Tenemos también un Rey… del Ponche, que es capaz de descender de su trono e inclinarse ante nuestra llanta desinflada y arreglarla con su excelentísima destreza. Le llamamos Reina a una olla eléctrica que puede cocinar a presión los más disímiles platos, quizás porque reconocemos la nobleza que ese acto implica, aún cuando nadie se imaginaría a Isabel La Católica haciendo carne con papas o a María Antonieta programando el tiempo de un congrí.

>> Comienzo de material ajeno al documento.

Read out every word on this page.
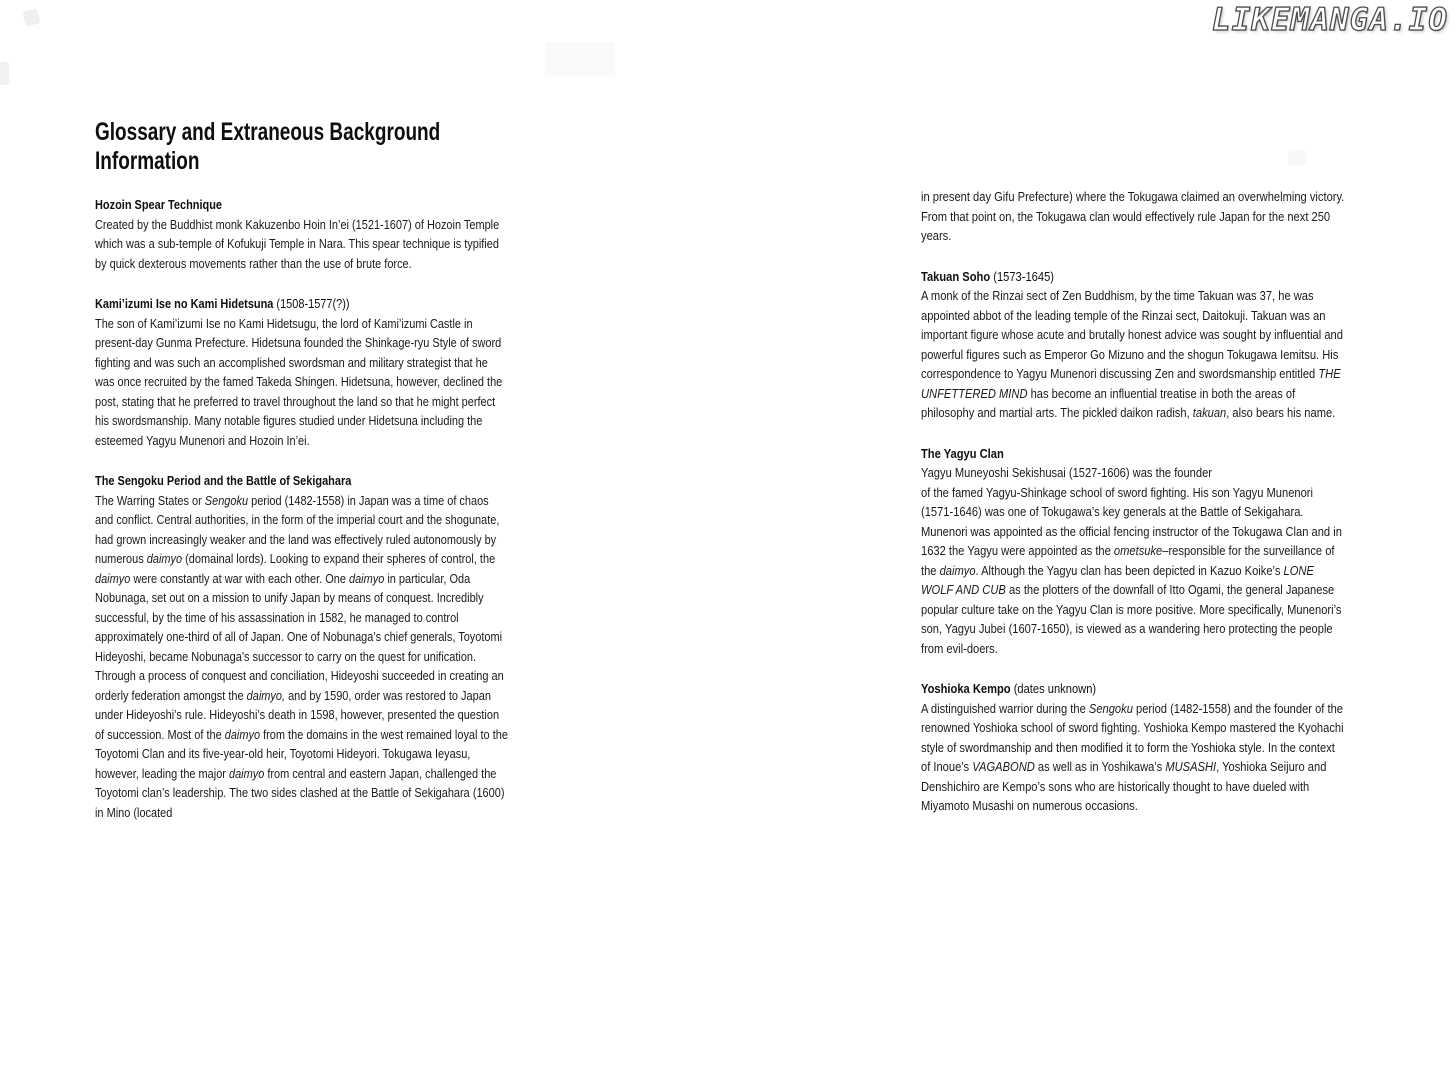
LIKEMANGA.IO
Glossary and Extraneous Background Information
Hozoin Spear Technique

Created by the Buddhist monk Kakuzenbo Hoin In’ei (1521-1607) of Hozoin Temple which was a sub-temple of Kofukuji Temple in Nara. This spear technique is typified by quick dexterous movements rather than the use of brute force.

Kami’izumi Ise no Kami Hidetsuna (1508-1577(?))

The son of Kami’izumi Ise no Kami Hidetsugu, the lord of Kami’izumi Castle in present-day Gunma Prefecture. Hidetsuna founded the Shinkage-ryu Style of sword fighting and was such an accomplished swordsman and military strategist that he was once recruited by the famed Takeda Shingen. Hidetsuna, however, declined the post, stating that he preferred to travel throughout the land so that he might perfect his swordsmanship. Many notable figures studied under Hidetsuna including the esteemed Yagyu Munenori and Hozoin In’ei.

The Sengoku Period and the Battle of Sekigahara

The Warring States or Sengoku period (1482-1558) in Japan was a time of chaos and conflict. Central authorities, in the form of the imperial court and the shogunate, had grown increasingly weaker and the land was effectively ruled autonomously by numerous daimyo (domainal lords). Looking to expand their spheres of control, the daimyo were constantly at war with each other. One daimyo in particular, Oda Nobunaga, set out on a mission to unify Japan by means of conquest. Incredibly successful, by the time of his assassination in 1582, he managed to control approximately one-third of all of Japan. One of Nobunaga’s chief generals, Toyotomi Hideyoshi, became Nobunaga’s successor to carry on the quest for unification. Through a process of conquest and conciliation, Hideyoshi succeeded in creating an orderly federation amongst the daimyo, and by 1590, order was restored to Japan under Hideyoshi’s rule. Hideyoshi’s death in 1598, however, presented the question of succession. Most of the daimyo from the domains in the west remained loyal to the Toyotomi Clan and its five-year-old heir, Toyotomi Hideyori. Tokugawa Ieyasu, however, leading the major daimyo from central and eastern Japan, challenged the Toyotomi clan’s leadership. The two sides clashed at the Battle of Sekigahara (1600) in Mino (located

in present day Gifu Prefecture) where the Tokugawa claimed an overwhelming victory. From that point on, the Tokugawa clan would effectively rule Japan for the next 250 years.

Takuan Soho (1573-1645)

A monk of the Rinzai sect of Zen Buddhism, by the time Takuan was 37, he was appointed abbot of the leading temple of the Rinzai sect, Daitokuji. Takuan was an important figure whose acute and brutally honest advice was sought by influential and powerful figures such as Emperor Go Mizuno and the shogun Tokugawa Iemitsu. His correspondence to Yagyu Munenori discussing Zen and swordsmanship entitled THE UNFETTERED MIND has become an influential treatise in both the areas of philosophy and martial arts. The pickled daikon radish, takuan, also bears his name.

The Yagyu Clan

Yagyu Muneyoshi Sekishusai (1527-1606) was the founder
of the famed Yagyu-Shinkage school of sword fighting. His son Yagyu Munenori (1571-1646) was one of Tokugawa’s key generals at the Battle of Sekigahara. Munenori was appointed as the official fencing instructor of the Tokugawa Clan and in 1632 the Yagyu were appointed as the ometsuke–responsible for the surveillance of the daimyo. Although the Yagyu clan has been depicted in Kazuo Koike’s LONE WOLF AND CUB as the plotters of the downfall of Itto Ogami, the general Japanese popular culture take on the Yagyu Clan is more positive. More specifically, Munenori’s son, Yagyu Jubei (1607-1650), is viewed as a wandering hero protecting the people from evil-doers.

Yoshioka Kempo (dates unknown)

A distinguished warrior during the Sengoku period (1482-1558) and the founder of the renowned Yoshioka school of sword fighting. Yoshioka Kempo mastered the Kyohachi style of swordmanship and then modified it to form the Yoshioka style. In the context of Inoue’s VAGABOND as well as in Yoshikawa’s MUSASHI, Yoshioka Seijuro and Denshichiro are Kempo’s sons who are historically thought to have dueled with Miyamoto Musashi on numerous occasions.
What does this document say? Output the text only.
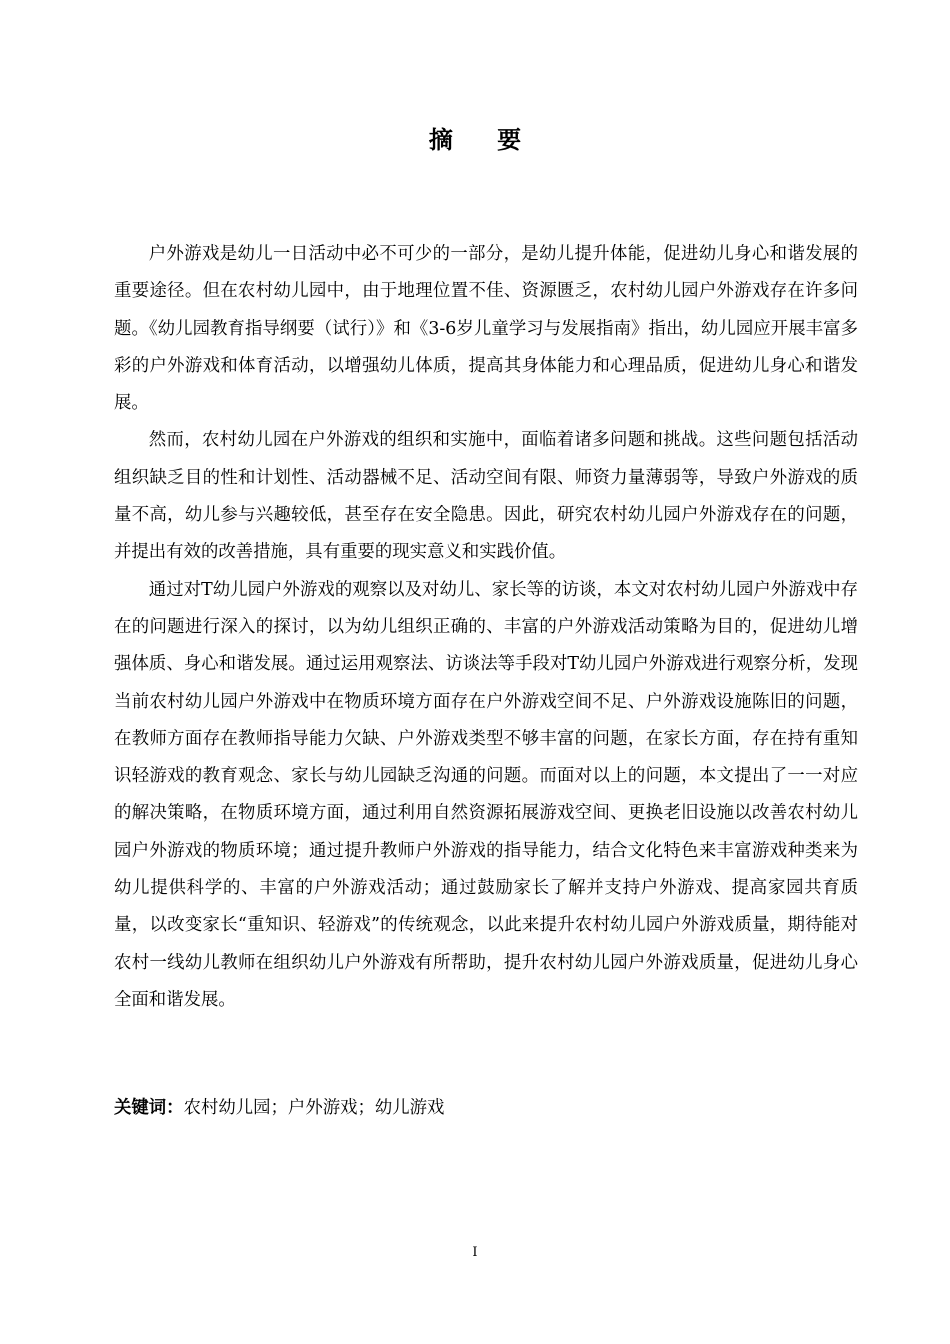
摘 要

户外游戏是幼儿一日活动中必不可少的一部分，是幼儿提升体能，促进幼儿身心和谐发展的重要途径。但在农村幼儿园中，由于地理位置不佳、资源匮乏，农村幼儿园户外游戏存在许多问题。《幼儿园教育指导纲要（试行）》和《3-6岁儿童学习与发展指南》指出，幼儿园应开展丰富多彩的户外游戏和体育活动，以增强幼儿体质，提高其身体能力和心理品质，促进幼儿身心和谐发展。

然而，农村幼儿园在户外游戏的组织和实施中，面临着诸多问题和挑战。这些问题包括活动组织缺乏目的性和计划性、活动器械不足、活动空间有限、师资力量薄弱等，导致户外游戏的质量不高，幼儿参与兴趣较低，甚至存在安全隐患。因此，研究农村幼儿园户外游戏存在的问题，并提出有效的改善措施，具有重要的现实意义和实践价值。

通过对T幼儿园户外游戏的观察以及对幼儿、家长等的访谈，本文对农村幼儿园户外游戏中存在的问题进行深入的探讨，以为幼儿组织正确的、丰富的户外游戏活动策略为目的，促进幼儿增强体质、身心和谐发展。通过运用观察法、访谈法等手段对T幼儿园户外游戏进行观察分析，发现当前农村幼儿园户外游戏中在物质环境方面存在户外游戏空间不足、户外游戏设施陈旧的问题，在教师方面存在教师指导能力欠缺、户外游戏类型不够丰富的问题，在家长方面，存在持有重知识轻游戏的教育观念、家长与幼儿园缺乏沟通的问题。而面对以上的问题，本文提出了一一对应的解决策略，在物质环境方面，通过利用自然资源拓展游戏空间、更换老旧设施以改善农村幼儿园户外游戏的物质环境；通过提升教师户外游戏的指导能力，结合文化特色来丰富游戏种类来为幼儿提供科学的、丰富的户外游戏活动；通过鼓励家长了解并支持户外游戏、提高家园共育质量，以改变家长“重知识、轻游戏”的传统观念，以此来提升农村幼儿园户外游戏质量，期待能对农村一线幼儿教师在组织幼儿户外游戏有所帮助，提升农村幼儿园户外游戏质量，促进幼儿身心全面和谐发展。

关键词：农村幼儿园；户外游戏；幼儿游戏
I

Incluso hasta en un género tan “terrenal” como el reguetón tenemos príncipes y un autoproclamado “heredero al trono”, y también en el Changüí. Y uno piensa en qué Marqués o qué Conde se va a dedicar a inventariar esta nobleza postmoderna con la que chocamos a diario o cómo se sentiría Robespierre caminando por las calles de Miami o La Habana, viendo tanto Rey y Reina anunciado. ¿Le dolería la cabeza, tomaría la pastilla?
En fin, nuestra monarquía es una realidad y hay que aceptarla, aún cuando nos haya sido impuesta (¿no fue así con todas?), como aquel bardo que se autoproclamó el monarca absoluto de la salsa en los 90 con un edicto que rezaba: “Y ahora soy el rey, si te gusta bien y si no, también”.